Finlaysons has committing to house its HQ across two floors — 2500sq m — from next year.
“We want to be a progressive social firm and we saw this as an opportunity to partner in a sense with one of the most progressive not-for-profit organisations in Adelaide and share their vision on bringing social groups together” said Finlayson’s managing partner, David Martin.
The landmark, circular Maughan church had its provisional heritage protection removed at the request of the State Government but its history has not been lost said Alex Hall, a lead architect with project designers Woods Bagot.
“More than 2000 bricks and lot of glass from the church has been reused and the organ pipes are being made into a sculpture to go in the lobby,” he said.
Uniting Communities is bringing in staff from across Adelaide into its new HQ but office use is a mere part of the building’s core purpose Mr Hall said.
“They are moving from a care based model to a wellness based model,” he said. “We couldn’t design one space for everyone, we had to cater for different needs.”
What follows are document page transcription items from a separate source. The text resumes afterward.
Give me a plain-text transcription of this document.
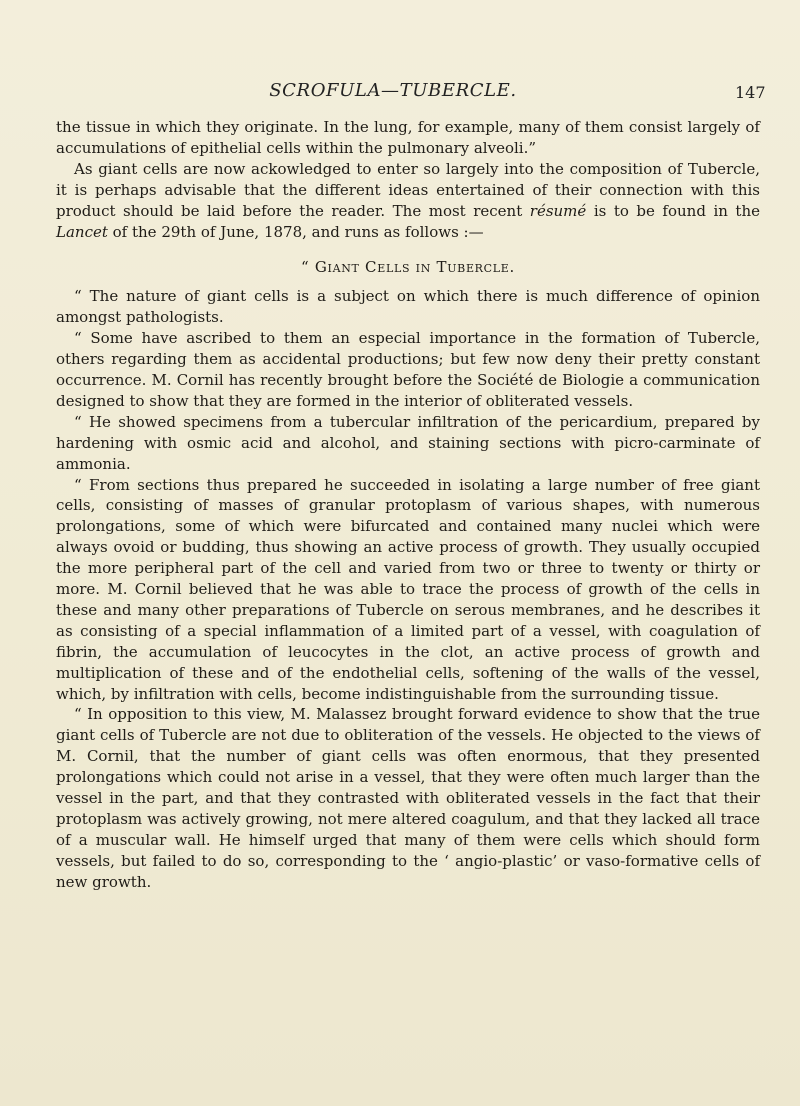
SCROFULA—TUBERCLE.	147

the tissue in which they originate. In the lung, for example, many of them consist largely of accumulations of epithelial cells within the pulmonary alveoli.”

As giant cells are now ackowledged to enter so largely into the composition of Tubercle, it is perhaps advisable that the different ideas entertained of their connection with this product should be laid before the reader. The most recent résumé is to be found in the Lancet of the 29th of June, 1878, and runs as follows :—

“ Giant Cells in Tubercle.

“ The nature of giant cells is a subject on which there is much difference of opinion amongst pathologists.

“ Some have ascribed to them an especial importance in the formation of Tubercle, others regarding them as accidental productions; but few now deny their pretty constant occurrence. M. Cornil has recently brought before the Société de Biologie a communication designed to show that they are formed in the interior of obliterated vessels.

“ He showed specimens from a tubercular infiltration of the pericardium, prepared by hardening with osmic acid and alcohol, and staining sections with picro-carminate of ammonia.

“ From sections thus prepared he succeeded in isolating a large number of free giant cells, consisting of masses of granular protoplasm of various shapes, with numerous prolongations, some of which were bifurcated and contained many nuclei which were always ovoid or budding, thus showing an active process of growth. They usually occupied the more peripheral part of the cell and varied from two or three to twenty or thirty or more. M. Cornil believed that he was able to trace the process of growth of the cells in these and many other preparations of Tubercle on serous membranes, and he describes it as consisting of a special inflammation of a limited part of a vessel, with coagulation of fibrin, the accumulation of leucocytes in the clot, an active process of growth and multiplication of these and of the endothelial cells, softening of the walls of the vessel, which, by infiltration with cells, become indistinguishable from the surrounding tissue.

“ In opposition to this view, M. Malassez brought forward evidence to show that the true giant cells of Tubercle are not due to obliteration of the vessels. He objected to the views of M. Cornil, that the number of giant cells was often enormous, that they presented prolongations which could not arise in a vessel, that they were often much larger than the vessel in the part, and that they contrasted with obliterated vessels in the fact that their protoplasm was actively growing, not mere altered coagulum, and that they lacked all trace of a muscular wall. He himself urged that many of them were cells which should form vessels, but failed to do so, corresponding to the ‘ angio-plastic’ or vaso-formative cells of new growth.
There are four physical sections to U City he said, the ground floor and lower part which will comprise function rooms social services to showcase Uniting Communities, a mid level office space area, 21 respite and disability apartments and the top part which will boast 41 retirement living apartments with the initial occupants expected to move in next week.
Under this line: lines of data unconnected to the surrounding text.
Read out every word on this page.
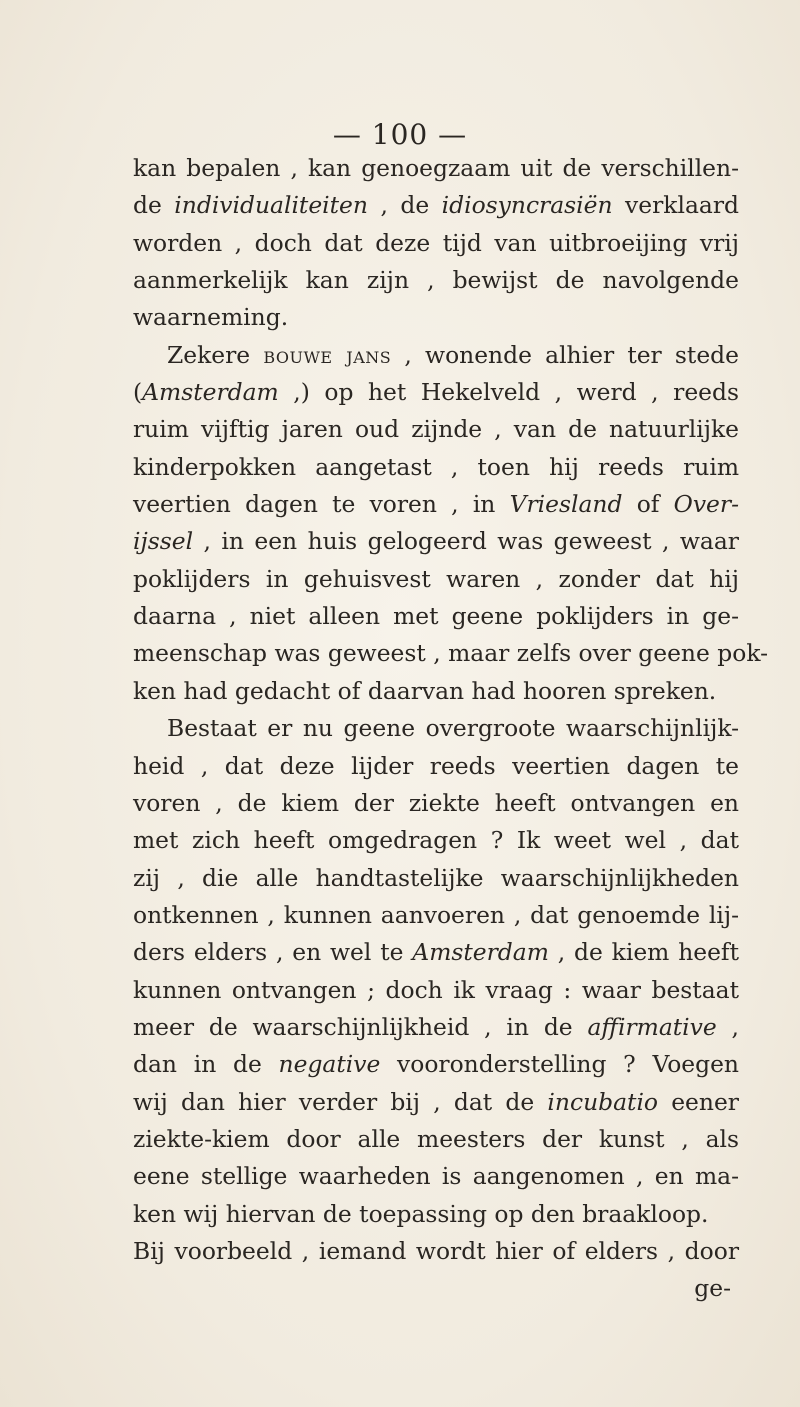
— 100 —
kan bepalen , kan genoegzaam uit de verschillen-
de individualiteiten , de idiosyncrasiën verklaard
worden , doch dat deze tijd van uitbroeijing vrij
aanmerkelijk kan zijn , bewijst de navolgende
waarneming.
Zekere bouwe jans , wonende alhier ter stede
(Amsterdam ,) op het Hekelveld , werd , reeds
ruim vijftig jaren oud zijnde , van de natuurlijke
kinderpokken aangetast , toen hij reeds ruim
veertien dagen te voren , in Vriesland of Over-
ijssel , in een huis gelogeerd was geweest , waar
poklijders in gehuisvest waren , zonder dat hij
daarna , niet alleen met geene poklijders in ge-
meenschap was geweest , maar zelfs over geene pok-
ken had gedacht of daarvan had hooren spreken.
Bestaat er nu geene overgroote waarschijnlijk-
heid , dat deze lijder reeds veertien dagen te
voren , de kiem der ziekte heeft ontvangen en
met zich heeft omgedragen ? Ik weet wel , dat
zij , die alle handtastelijke waarschijnlijkheden
ontkennen , kunnen aanvoeren , dat genoemde lij-
ders elders , en wel te Amsterdam , de kiem heeft
kunnen ontvangen ; doch ik vraag : waar bestaat
meer de waarschijnlijkheid , in de affirmative ,
dan in de negative vooronderstelling ? Voegen
wij dan hier verder bij , dat de incubatio eener
ziekte-kiem door alle meesters der kunst , als
eene stellige waarheden is aangenomen , en ma-
ken wij hiervan de toepassing op den braakloop.
Bij voorbeeld , iemand wordt hier of elders , door
ge-
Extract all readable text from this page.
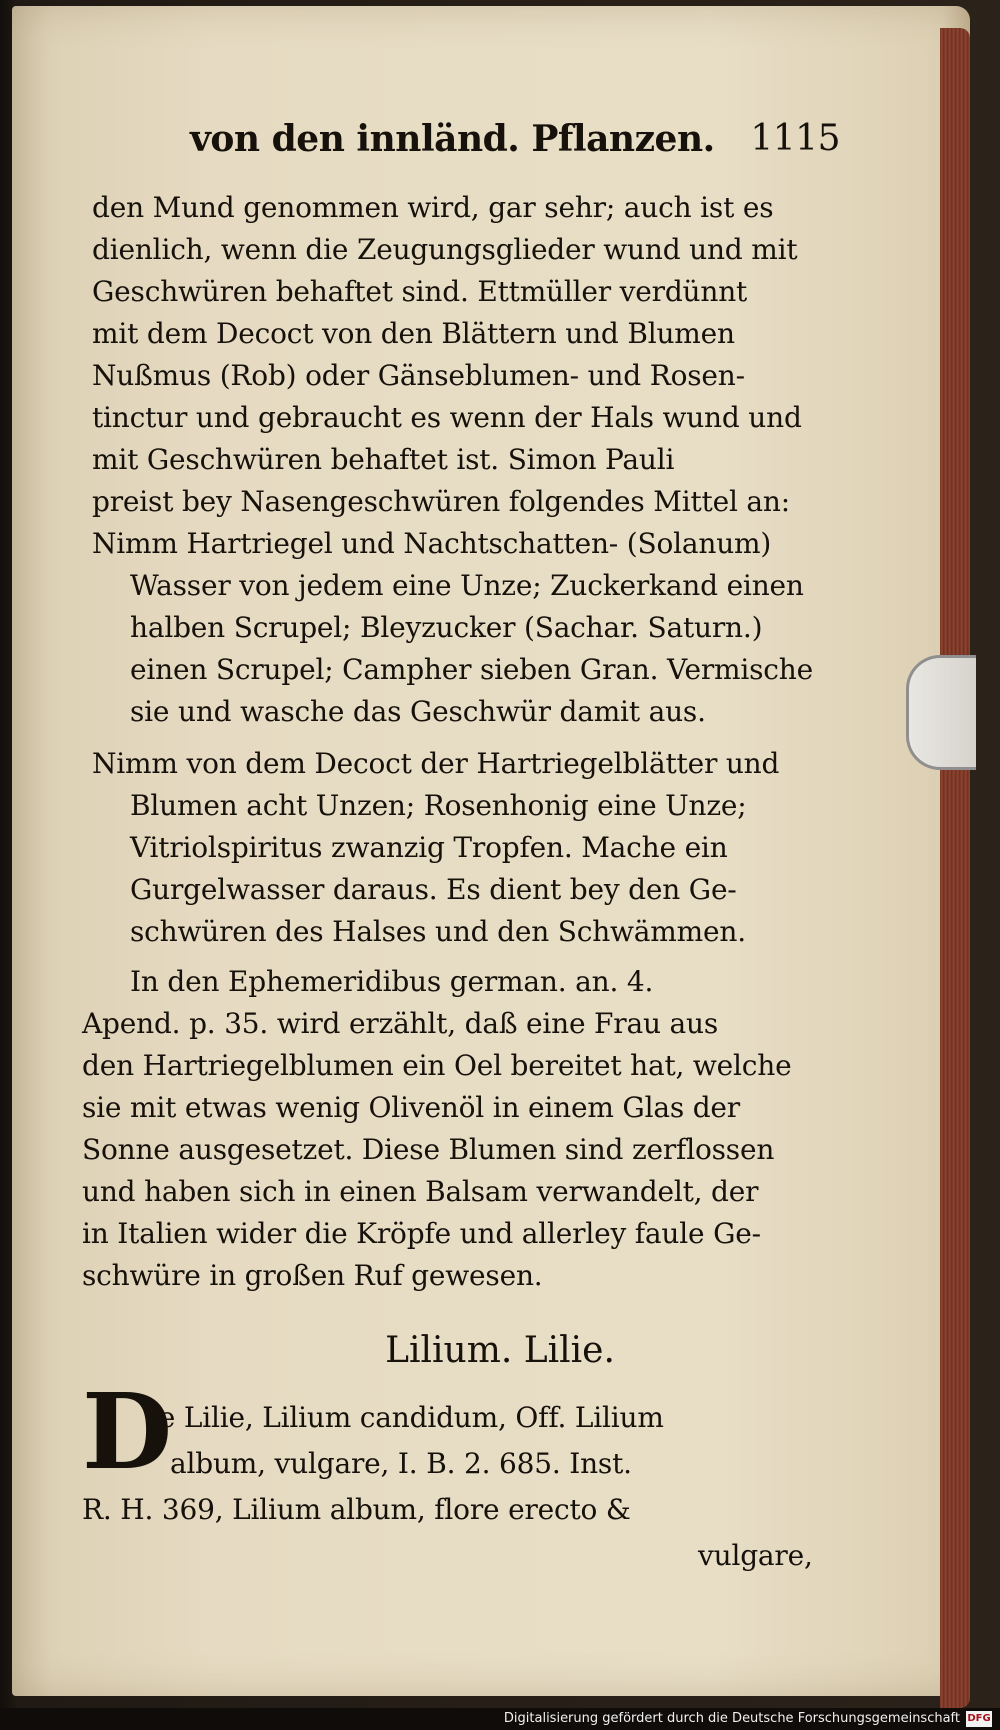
von den innländ. Pflanzen. 1115
den Mund genommen wird, gar sehr; auch ist es
dienlich, wenn die Zeugungsglieder wund und mit
Geschwüren behaftet sind. Ettmüller verdünnt
mit dem Decoct von den Blättern und Blumen
Nußmus (Rob) oder Gänseblumen- und Rosen-
tinctur und gebraucht es wenn der Hals wund und
mit Geschwüren behaftet ist. Simon Pauli
preist bey Nasengeschwüren folgendes Mittel an:
Nimm Hartriegel und Nachtschatten- (Solanum)
Wasser von jedem eine Unze; Zuckerkand einen
halben Scrupel; Bleyzucker (Sachar. Saturn.)
einen Scrupel; Campher sieben Gran. Vermische
sie und wasche das Geschwür damit aus.
Nimm von dem Decoct der Hartriegelblätter und
Blumen acht Unzen; Rosenhonig eine Unze;
Vitriolspiritus zwanzig Tropfen. Mache ein
Gurgelwasser daraus. Es dient bey den Ge-
schwüren des Halses und den Schwämmen.
In den Ephemeridibus german. an. 4.
Apend. p. 35. wird erzählt, daß eine Frau aus
den Hartriegelblumen ein Oel bereitet hat, welche
sie mit etwas wenig Olivenöl in einem Glas der
Sonne ausgesetzet. Diese Blumen sind zerflossen
und haben sich in einen Balsam verwandelt, der
in Italien wider die Kröpfe und allerley faule Ge-
schwüre in großen Ruf gewesen.
Lilium. Lilie.
D
ie Lilie, Lilium candidum, Off. Lilium
album, vulgare, I. B. 2. 685. Inst.
R. H. 369, Lilium album, flore erecto &
vulgare,
Digitalisierung gefördert durch die Deutsche Forschungsgemeinschaft DFG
The specialist disability accommodation features work tops, tables and even ovens and sinks that are height adjustable to suit anyone with a disability and their carers.
Colliers International director Lyn Gray has been advising Uniting Communities on facilities management and leasing for the past three years.
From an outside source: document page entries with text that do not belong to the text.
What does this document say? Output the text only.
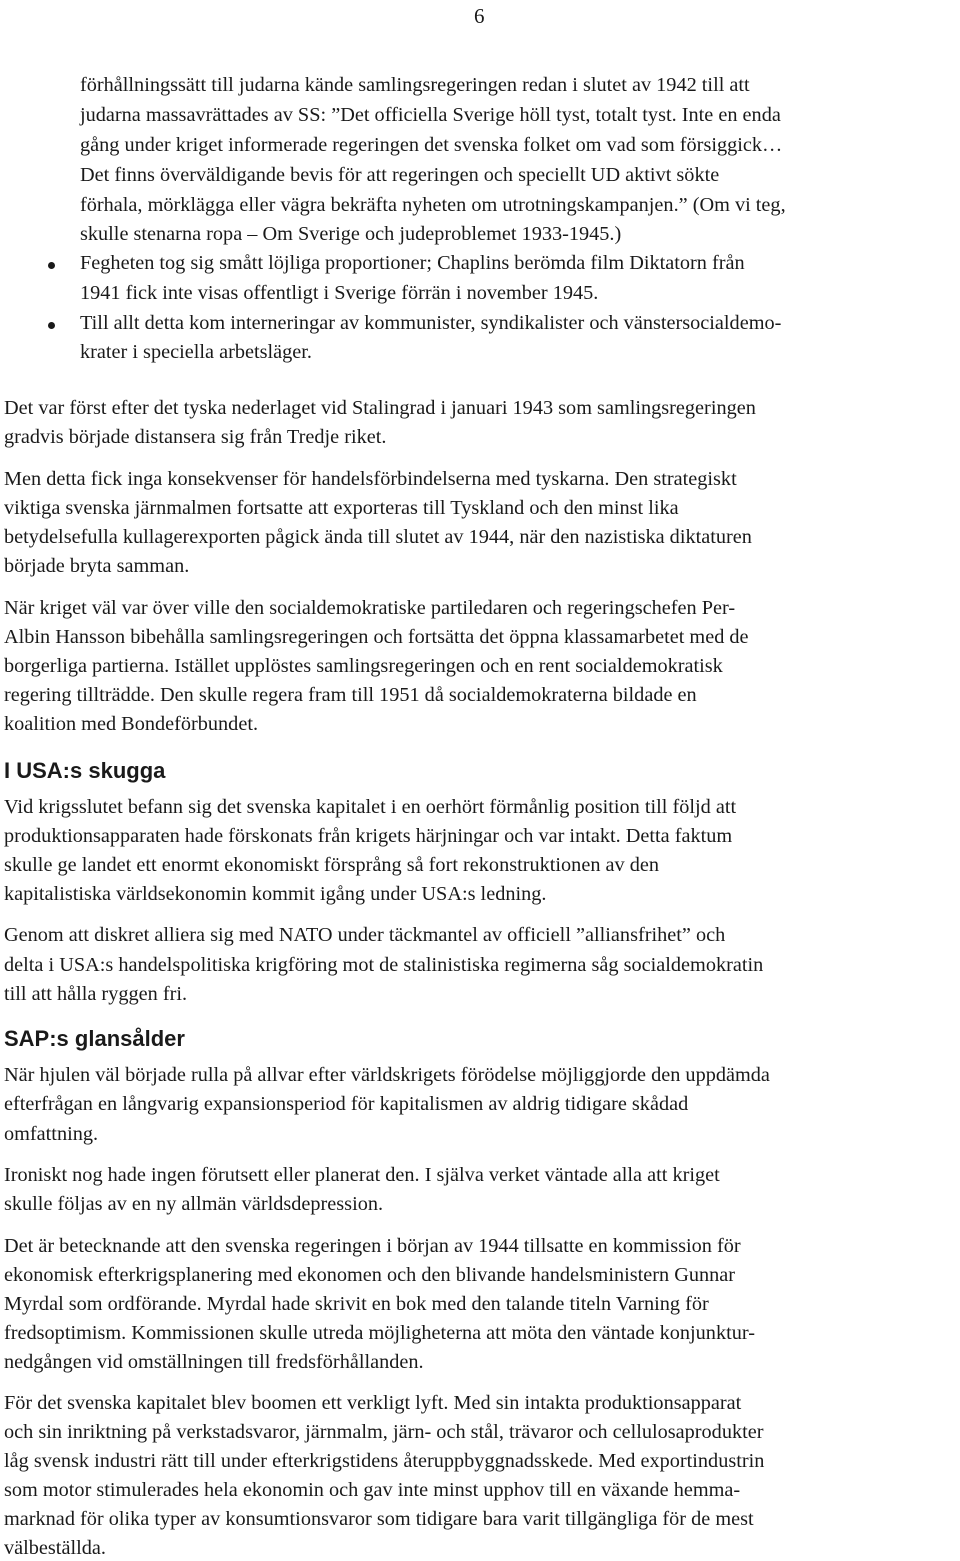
6
förhållningssätt till judarna kände samlingsregeringen redan i slutet av 1942 till att
judarna massavrättades av SS: ”Det officiella Sverige höll tyst, totalt tyst. Inte en enda
gång under kriget informerade regeringen det svenska folket om vad som försiggick…
Det finns överväldigande bevis för att regeringen och speciellt UD aktivt sökte
förhala, mörklägga eller vägra bekräfta nyheten om utrotningskampanjen.” (Om vi teg,
skulle stenarna ropa – Om Sverige och judeproblemet 1933-1945.)
Fegheten tog sig smått löjliga proportioner; Chaplins berömda film Diktatorn från
1941 fick inte visas offentligt i Sverige förrän i november 1945.
Till allt detta kom interneringar av kommunister, syndikalister och vänstersocialdemo-
krater i speciella arbetsläger.
Det var först efter det tyska nederlaget vid Stalingrad i januari 1943 som samlingsregeringen
gradvis började distansera sig från Tredje riket.
Men detta fick inga konsekvenser för handelsförbindelserna med tyskarna. Den strategiskt
viktiga svenska järnmalmen fortsatte att exporteras till Tyskland och den minst lika
betydelsefulla kullagerexporten pågick ända till slutet av 1944, när den nazistiska diktaturen
började bryta samman.
När kriget väl var över ville den socialdemokratiske partiledaren och regeringschefen Per-
Albin Hansson bibehålla samlingsregeringen och fortsätta det öppna klassamarbetet med de
borgerliga partierna. Istället upplöstes samlingsregeringen och en rent socialdemokratisk
regering tillträdde. Den skulle regera fram till 1951 då socialdemokraterna bildade en
koalition med Bondeförbundet.
I USA:s skugga
Vid krigsslutet befann sig det svenska kapitalet i en oerhört förmånlig position till följd att
produktionsapparaten hade förskonats från krigets härjningar och var intakt. Detta faktum
skulle ge landet ett enormt ekonomiskt försprång så fort rekonstruktionen av den
kapitalistiska världsekonomin kommit igång under USA:s ledning.
Genom att diskret alliera sig med NATO under täckmantel av officiell ”alliansfrihet” och
delta i USA:s handelspolitiska krigföring mot de stalinistiska regimerna såg socialdemokratin
till att hålla ryggen fri.
SAP:s glansålder
När hjulen väl började rulla på allvar efter världskrigets förödelse möjliggjorde den uppdämda
efterfrågan en långvarig expansionsperiod för kapitalismen av aldrig tidigare skådad
omfattning.
Ironiskt nog hade ingen förutsett eller planerat den. I själva verket väntade alla att kriget
skulle följas av en ny allmän världsdepression.
Det är betecknande att den svenska regeringen i början av 1944 tillsatte en kommission för
ekonomisk efterkrigsplanering med ekonomen och den blivande handelsministern Gunnar
Myrdal som ordförande. Myrdal hade skrivit en bok med den talande titeln Varning för
fredsoptimism. Kommissionen skulle utreda möjligheterna att möta den väntade konjunktur-
nedgången vid omställningen till fredsförhållanden.
För det svenska kapitalet blev boomen ett verkligt lyft. Med sin intakta produktionsapparat
och sin inriktning på verkstadsvaror, järnmalm, järn- och stål, trävaror och cellulosaprodukter
låg svensk industri rätt till under efterkrigstidens återuppbyggnadsskede. Med exportindustrin
som motor stimulerades hela ekonomin och gav inte minst upphov till en växande hemma-
marknad för olika typer av konsumtionsvaror som tidigare bara varit tillgängliga för de mest
välbeställda.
Colliers will have six full time staff operating out of the new building she said, including four concierge staff working a 24/7 roster.
The lobby area will also feature a 2.5 metre high Lego model of U City to show just how the 900 people it will hold on a full day, might interact.
Colliers has also co-ordinated the ground floor cafe and restaurant lease to Luigi’s Delicatessen which is panned to open shortly.
Welcoming the public is essential Mr Schrapel said, a wedding reception is already booked and there are 18 ‘hotel’ bedrooms that can be hired by anyone keen on a CBD stopover.
As expected, the building is super ‘green’, solar panels on the roof and the highest levels of green star certification (residential and office have different standards for example) met.
“The building has no shortcuts, it has been designed to achieve a 6-star Greenstar rating and a 5-star NABERS energy rating. The building will be carbon neutral and is anticipated to deliver a 45 per cent reduction in energy costs for its occupants,” Mr Schrapel said.
While there is a nod to the church’s past — frosted window glass designs highlight the three former iterations on the site and there is a place of worship inside also — the aim is to serve the community and build relationships Mr Schrapel said
“It’s about vibrant living.”
Already the building has been attracting much interest from South-East Asia as a way of CBD living Mr Hall said.
“It’s a massive benchmark for Woods Bagot globally,” he said but the impact might not be immediate.
“It won’t reveal itself for two or three years, when office workers become used to working alongside social services (and more),” he said.